Conscient d'un danger potentiel d'appauvrissement de son art, Kandinsky publie en 1912 un ouvrage au titre à cet égard significatif : Du spirituel dans l'art, et dans la peinture en particulier veut éveiller la capacité à « vivre le Spirituel dans les choses matérielles et abstraites ». Afin d'éloigner le spectre d'une dégradation de la peinture en simple objet ornemental, l'artiste projette de fixer dans la forme un contenu spirituel et émotionnel. La couleur joue ici un rôle décisif. Kandinsky l'étudie en détail, et il consacre un chapitre à son action : « En règle générale, la couleur est donc un moyen d'exercer une influence directe sur l'âme. La couleur est la touche. L'œil est le marteau. L'âme est le piano aux cordes nombreuses. L'artiste est la main qui, par l'usage convenable de telle ou telle touche, met l'âme humaine en vibration. Il est donc clair que l'harmonie des couleurs doit reposer uniquement sur le principe de l'entrée en contact efficace avec l'âme humaine. Cette base sera définie comme le principe de la nécessité intérieure. »
L'intérêt de Mondrian pour la spiritualité et l'ésotérisme le conduit à adhérer, en 1909, à la Société de théosophie d'Amsterdam. Le néo-plasticisme, dédié en 1920 « aux hommes futurs », tire les conclusions du combat entre l'objectif et le subjectif, l'universel et l'individuel : à l'harmonie de la nature, Mondrian oppose l'harmonie d'un art qui ne doit rien à l'exercice de la mimésis. Fondé sur un équilibre dynamique, le tableau néo-plasticiste recourt exclusivement à l'opposition de la verticale – principe masculin – et de l'horizontale – principe féminin. Outre les lignes noires sur fond blanc, parfois le gris, Mondrian n'emploie que les couleurs fondamentales, le jaune, le rouge et le bleu, car elles diffèrent de celles de la nature, qui utilise le spectre tout entier, avec toutes ses nuances.
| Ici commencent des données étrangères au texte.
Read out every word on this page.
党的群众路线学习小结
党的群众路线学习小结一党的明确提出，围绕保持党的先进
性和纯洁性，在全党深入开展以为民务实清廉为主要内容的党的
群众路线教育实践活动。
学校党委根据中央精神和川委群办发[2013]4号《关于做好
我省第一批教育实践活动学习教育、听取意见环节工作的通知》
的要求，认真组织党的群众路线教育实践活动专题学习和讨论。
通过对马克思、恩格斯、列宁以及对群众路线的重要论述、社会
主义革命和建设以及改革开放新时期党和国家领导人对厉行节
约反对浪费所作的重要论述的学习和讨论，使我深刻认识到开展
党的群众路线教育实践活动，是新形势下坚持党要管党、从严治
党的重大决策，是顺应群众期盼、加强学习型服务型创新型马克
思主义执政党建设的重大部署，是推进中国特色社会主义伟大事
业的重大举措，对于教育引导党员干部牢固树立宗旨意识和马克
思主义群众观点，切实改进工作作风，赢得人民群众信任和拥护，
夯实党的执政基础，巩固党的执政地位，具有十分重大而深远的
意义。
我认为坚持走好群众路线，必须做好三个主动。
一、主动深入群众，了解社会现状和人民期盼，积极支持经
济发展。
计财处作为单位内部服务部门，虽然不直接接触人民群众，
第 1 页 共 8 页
Mondrian entretient des relations avec les artistes des groupes Cercle et Carré et Abstraction-Création, mais, bien qu'il bénéficie d'expositions importantes, il demeure isolé en France, où il travaille. Ce trait biographique n'est pas lié aux contingences du temps. Dans une lettre écrite au début des années 1910, l'artiste précisait : « Je pense que l'être humain ordinaire recherche la beauté dans la vie matérielle mais selon moi l'artiste ne devrait pas le faire. Il ne devrait rien attendre du monde matériel : il doit être seul et lutter seul. Sa création doit se situer à un niveau immatériel : celui de l'intellect. S'il se contente d'obéir à cette force créatrice et, à cette fin, de rester aussi libre que possible, il en fait assez. Et c'est ainsi qu'il apportera sa contribution à l'humanité. »
Malévitch stigmatise la « voie figurative » et prône une « philosophie de la création picturale qui parvient au sans-objet ou à l'absolu ».[...]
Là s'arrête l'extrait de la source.